Cosmetic firms target Muslim markets with Halal cosmetics

Large cosmetic firms are making Halal personal care products from face creams to shampoo as a way to attract more Muslim consumers.

Photo by: Reuters
Photo by: Reuters

A saleswoman from Wardah cosmetics, an Indonesian brand specialising in products for Muslim women, speaks with a customer at a sales booth in a mall in Jakarta, Indonesia, August 3, 2016.

Some of the world's biggest cosmetic groups are making halal face creams and shampoos as part of a broader push to cater to growing Muslim populations as sales in many Western markets slow.

Unilever, Beiersdorf and L'Oreal are among the multinationals converting their supply chains for Indonesia, the world's biggest Muslim-majority nation.

A new labeling  law in the country, the first of its kind, requires food to be labeled halal or not in 2017, followed by toiletries in 2018 and medicines in 2019.

The companies say demand for beauty products that are halal, or target specific issues like veiled hair, will grow as the Muslim middle class grows.

They note that Indonesia could influence other countries such as Malaysia where halal products made locally or by small, niche companies are also popular.

Halal certification is official recognition that a product does not contain traces of pork, alcohol or blood, and must be made on factory lines free of contamination risk, including from cleaning.

Makers of cosmetics and toiletries say the burden is more administrative than financial, and therefore see compliance as unlocking new revenue streams.

"It's an enabler to do business in certain areas of the world," said Dirk Mampe of German chemicals company BASF , which sells ingredients to toiletries manufacturers and now has 145 of them certified halal. The halal ingredients do not carry premium price tags, he said.

"There is a trend that these halal products are being requested more and more, and the importance of being able to supply them is increasing."

A stamp lies on a table as Sabah Zaib applies halal certified make-up in Birmingham, central England, July 28, 2010.

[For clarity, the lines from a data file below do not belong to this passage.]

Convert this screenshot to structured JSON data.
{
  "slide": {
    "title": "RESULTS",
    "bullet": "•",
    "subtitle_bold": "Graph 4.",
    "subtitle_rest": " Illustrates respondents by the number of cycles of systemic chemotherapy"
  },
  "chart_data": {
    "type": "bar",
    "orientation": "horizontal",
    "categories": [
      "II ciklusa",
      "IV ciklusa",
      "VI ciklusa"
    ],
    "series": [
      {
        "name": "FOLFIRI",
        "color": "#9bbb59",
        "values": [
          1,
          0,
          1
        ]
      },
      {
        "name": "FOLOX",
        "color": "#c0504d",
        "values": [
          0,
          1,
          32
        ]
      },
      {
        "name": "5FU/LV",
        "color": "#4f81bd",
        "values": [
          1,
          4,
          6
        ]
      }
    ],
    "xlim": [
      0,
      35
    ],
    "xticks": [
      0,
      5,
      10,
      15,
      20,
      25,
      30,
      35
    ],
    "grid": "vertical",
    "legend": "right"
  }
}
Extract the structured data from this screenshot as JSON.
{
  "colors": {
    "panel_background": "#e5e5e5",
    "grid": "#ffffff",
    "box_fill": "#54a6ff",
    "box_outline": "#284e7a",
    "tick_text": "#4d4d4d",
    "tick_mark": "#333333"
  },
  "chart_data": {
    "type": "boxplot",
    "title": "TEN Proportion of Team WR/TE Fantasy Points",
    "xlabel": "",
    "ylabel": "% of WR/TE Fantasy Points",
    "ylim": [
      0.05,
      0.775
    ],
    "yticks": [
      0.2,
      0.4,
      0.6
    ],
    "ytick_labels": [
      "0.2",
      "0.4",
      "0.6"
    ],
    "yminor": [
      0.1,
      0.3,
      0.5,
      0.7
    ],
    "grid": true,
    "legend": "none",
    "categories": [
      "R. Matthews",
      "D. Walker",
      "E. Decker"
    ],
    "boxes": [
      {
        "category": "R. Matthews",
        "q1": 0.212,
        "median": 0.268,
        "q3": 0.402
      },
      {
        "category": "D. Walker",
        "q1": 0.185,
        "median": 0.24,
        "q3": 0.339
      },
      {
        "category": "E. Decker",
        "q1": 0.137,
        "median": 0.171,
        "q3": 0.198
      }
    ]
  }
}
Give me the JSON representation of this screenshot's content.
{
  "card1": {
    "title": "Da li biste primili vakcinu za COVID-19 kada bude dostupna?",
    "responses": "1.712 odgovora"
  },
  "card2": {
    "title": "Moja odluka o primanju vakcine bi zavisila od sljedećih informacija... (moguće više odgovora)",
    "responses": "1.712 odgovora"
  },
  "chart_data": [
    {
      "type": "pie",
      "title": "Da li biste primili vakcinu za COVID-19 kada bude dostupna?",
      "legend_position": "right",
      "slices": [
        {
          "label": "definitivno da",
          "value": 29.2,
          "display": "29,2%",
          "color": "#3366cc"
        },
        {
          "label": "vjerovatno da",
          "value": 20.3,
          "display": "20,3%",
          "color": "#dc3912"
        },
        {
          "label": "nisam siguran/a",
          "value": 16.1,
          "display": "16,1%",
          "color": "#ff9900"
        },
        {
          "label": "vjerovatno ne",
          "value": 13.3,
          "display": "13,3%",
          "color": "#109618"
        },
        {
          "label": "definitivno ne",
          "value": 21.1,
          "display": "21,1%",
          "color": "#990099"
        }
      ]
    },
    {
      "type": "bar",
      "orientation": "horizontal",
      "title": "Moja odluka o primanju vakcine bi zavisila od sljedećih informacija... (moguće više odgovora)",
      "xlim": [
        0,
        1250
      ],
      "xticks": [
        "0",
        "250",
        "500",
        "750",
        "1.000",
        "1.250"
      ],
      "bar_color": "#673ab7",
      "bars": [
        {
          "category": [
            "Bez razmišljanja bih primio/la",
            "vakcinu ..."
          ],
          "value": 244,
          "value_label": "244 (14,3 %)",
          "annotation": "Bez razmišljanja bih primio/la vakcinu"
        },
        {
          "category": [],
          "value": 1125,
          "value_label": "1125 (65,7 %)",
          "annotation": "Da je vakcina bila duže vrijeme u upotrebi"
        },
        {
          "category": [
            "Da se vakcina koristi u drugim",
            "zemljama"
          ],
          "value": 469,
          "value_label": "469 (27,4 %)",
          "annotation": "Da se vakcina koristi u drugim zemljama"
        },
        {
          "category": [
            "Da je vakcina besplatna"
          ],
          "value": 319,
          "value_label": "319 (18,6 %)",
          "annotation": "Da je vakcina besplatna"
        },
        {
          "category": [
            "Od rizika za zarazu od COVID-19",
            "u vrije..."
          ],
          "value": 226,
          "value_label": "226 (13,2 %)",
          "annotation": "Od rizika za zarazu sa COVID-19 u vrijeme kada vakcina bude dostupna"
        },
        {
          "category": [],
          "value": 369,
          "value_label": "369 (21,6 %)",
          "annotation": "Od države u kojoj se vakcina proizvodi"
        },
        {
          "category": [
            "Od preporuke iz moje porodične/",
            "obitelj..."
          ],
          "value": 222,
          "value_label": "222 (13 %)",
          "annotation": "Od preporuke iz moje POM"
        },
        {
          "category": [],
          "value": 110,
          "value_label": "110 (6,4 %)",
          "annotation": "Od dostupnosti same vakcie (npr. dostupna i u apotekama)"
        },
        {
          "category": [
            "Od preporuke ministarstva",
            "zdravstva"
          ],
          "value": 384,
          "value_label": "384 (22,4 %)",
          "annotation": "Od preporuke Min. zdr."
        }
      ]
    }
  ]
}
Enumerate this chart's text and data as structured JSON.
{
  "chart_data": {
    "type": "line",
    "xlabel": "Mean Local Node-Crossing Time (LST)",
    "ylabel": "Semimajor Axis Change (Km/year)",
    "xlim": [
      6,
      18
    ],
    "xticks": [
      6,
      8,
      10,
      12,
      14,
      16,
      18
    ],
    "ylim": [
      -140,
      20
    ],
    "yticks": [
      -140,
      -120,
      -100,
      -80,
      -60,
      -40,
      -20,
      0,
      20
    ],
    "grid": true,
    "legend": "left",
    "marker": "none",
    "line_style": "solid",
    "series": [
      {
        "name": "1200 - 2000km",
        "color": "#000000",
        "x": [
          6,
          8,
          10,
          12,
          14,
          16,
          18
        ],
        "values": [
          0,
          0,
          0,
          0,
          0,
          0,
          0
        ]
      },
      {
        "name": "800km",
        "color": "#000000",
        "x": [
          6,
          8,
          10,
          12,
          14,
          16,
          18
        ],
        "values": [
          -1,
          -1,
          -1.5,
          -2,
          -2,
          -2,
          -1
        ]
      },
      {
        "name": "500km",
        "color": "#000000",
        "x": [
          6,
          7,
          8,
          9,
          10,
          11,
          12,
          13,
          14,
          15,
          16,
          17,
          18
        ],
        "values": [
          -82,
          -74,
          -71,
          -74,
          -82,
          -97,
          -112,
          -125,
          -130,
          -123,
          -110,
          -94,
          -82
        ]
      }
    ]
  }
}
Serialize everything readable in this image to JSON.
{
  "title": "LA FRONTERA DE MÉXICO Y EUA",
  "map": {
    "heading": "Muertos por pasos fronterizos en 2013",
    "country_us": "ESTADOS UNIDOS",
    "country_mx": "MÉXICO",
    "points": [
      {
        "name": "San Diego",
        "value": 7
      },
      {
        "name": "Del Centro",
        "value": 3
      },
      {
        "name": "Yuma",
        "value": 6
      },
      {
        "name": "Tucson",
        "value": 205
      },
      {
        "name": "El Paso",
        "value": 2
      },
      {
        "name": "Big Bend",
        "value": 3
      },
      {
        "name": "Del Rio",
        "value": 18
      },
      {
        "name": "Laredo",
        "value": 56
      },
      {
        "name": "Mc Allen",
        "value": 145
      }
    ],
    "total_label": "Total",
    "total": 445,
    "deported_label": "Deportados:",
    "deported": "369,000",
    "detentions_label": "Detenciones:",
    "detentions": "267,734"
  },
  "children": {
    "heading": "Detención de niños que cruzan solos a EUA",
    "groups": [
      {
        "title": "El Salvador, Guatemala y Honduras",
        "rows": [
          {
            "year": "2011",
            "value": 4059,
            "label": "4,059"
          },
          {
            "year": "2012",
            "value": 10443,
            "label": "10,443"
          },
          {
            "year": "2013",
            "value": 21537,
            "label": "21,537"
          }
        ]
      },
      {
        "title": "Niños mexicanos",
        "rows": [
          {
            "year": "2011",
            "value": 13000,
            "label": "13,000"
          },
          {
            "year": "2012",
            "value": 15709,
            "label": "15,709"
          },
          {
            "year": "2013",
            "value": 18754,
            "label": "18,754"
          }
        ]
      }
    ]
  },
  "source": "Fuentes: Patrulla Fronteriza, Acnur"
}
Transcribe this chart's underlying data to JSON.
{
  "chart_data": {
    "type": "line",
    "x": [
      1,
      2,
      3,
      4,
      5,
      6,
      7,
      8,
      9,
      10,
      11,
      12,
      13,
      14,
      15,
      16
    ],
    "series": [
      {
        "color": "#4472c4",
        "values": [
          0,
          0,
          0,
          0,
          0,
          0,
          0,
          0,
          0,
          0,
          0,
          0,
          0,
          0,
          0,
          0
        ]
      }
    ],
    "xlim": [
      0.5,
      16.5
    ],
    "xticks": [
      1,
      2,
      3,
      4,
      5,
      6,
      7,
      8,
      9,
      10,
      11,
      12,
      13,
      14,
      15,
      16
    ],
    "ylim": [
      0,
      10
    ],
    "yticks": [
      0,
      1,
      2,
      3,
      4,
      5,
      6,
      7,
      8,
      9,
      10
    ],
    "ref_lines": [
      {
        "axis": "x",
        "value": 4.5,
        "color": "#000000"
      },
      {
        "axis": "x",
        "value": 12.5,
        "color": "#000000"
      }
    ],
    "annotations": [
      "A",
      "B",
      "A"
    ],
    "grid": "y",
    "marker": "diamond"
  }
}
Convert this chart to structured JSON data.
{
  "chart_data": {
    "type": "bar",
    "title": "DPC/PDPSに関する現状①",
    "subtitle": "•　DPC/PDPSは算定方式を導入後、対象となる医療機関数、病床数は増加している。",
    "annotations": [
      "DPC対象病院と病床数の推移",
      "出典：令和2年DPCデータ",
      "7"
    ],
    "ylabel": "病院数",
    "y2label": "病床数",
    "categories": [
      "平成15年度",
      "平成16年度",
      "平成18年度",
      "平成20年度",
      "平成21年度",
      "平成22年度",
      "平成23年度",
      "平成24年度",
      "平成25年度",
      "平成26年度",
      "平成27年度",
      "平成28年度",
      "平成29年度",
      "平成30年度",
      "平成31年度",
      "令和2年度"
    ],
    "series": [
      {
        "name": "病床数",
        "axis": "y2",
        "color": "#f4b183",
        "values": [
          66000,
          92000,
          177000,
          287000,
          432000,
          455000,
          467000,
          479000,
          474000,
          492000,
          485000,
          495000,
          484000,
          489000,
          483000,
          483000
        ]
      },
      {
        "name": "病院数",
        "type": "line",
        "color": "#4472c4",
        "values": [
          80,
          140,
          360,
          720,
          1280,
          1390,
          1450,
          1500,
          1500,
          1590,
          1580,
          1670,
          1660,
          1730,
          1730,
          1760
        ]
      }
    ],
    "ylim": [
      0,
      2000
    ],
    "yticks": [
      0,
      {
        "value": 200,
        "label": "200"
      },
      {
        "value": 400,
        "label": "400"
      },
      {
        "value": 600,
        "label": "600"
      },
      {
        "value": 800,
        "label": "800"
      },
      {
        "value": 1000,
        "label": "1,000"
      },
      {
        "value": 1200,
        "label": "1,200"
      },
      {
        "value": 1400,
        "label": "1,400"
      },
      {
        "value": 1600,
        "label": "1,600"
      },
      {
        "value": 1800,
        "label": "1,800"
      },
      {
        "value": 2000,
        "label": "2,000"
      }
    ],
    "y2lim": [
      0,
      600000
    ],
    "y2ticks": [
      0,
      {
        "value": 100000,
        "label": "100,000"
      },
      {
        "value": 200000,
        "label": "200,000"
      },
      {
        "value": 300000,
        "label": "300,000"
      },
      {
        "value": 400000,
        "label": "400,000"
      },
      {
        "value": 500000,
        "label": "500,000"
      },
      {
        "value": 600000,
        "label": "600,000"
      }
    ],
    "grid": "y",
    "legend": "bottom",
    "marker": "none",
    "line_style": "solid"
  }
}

More than 1.5 billion people around the world are Muslim, accounting for about a quarter of the global population.

Halal cosmetics were estimated to make up 11 percent of a global halal market worth more than $1 trillion in 2015, according to Deloitte Tohmatsu Consulting. Market research firm TechNavio sees halal personal care products' sales growing 14 percent per year until 2019, outpacing the broader market.

Not-So-Secret Formula

French cosmetics giant L'Oreal already has a halal-certified factory in Indonesia that supplies the domestic market and its Southeast Asian neighbours.

Most products under its Garnier brand, from face washes to skin lightening creams, are halal-certified, a spokeswoman said.

But certification can get complicated.

For example, the maker of an Indonesian skin cream with a dozen ingredients from around the world would need to give Indonesian authorities proof from other certification bodies that each ingredient was made in a halal way.

Malaysia-based DagangHalal has made a business from that complexity by establishing an online database of halal certificates to ease their exchange and expedite the process for applicants.

As of February, it said 38 out of over 120 certification bodies worldwide had signed up.

Packages of Halal food are displayed in a supermarket in Nantes, western France, September 7, 2010.

The company, which also runs a halal e-commerce site, reported 2015 revenue of $1.4 million, up 64 percent year-on-year.

It raised $4.7 million from this year's London stock listing, and is betting that halal cosmetics will gain traction beyond their current strongholds of Indonesia and Malaysia.

"Halal certification is a requirement that might be put in place by other countries in the future," Joerg Karas, general manager of Schwan-Stabilo Cosmetics, said in a statement last month.

The German company, which is ready to offer halal-certified products to customers such as L'Oreal and Procter & Gamble, said it is "well-equipped for this niche market".

Non-halal products will remain available in Indonesia following the labeling law, but may meet a backlash.

"The average Muslim consumer in Indonesia is not going to buy something that effectively says prohibited on it," said Abdalhamid Evans of halal consultancy firm Imarat Consultants.

Unilever, which owns five of Indonesia's top ten beauty and personal care brands, says all nine of its factories there already meet halal standards and that it is currently working with third-party suppliers of imported ingredients.

Alan Jope, who runs Unilever's personal care business from Singapore, told Reuters the cost of certification was "not material".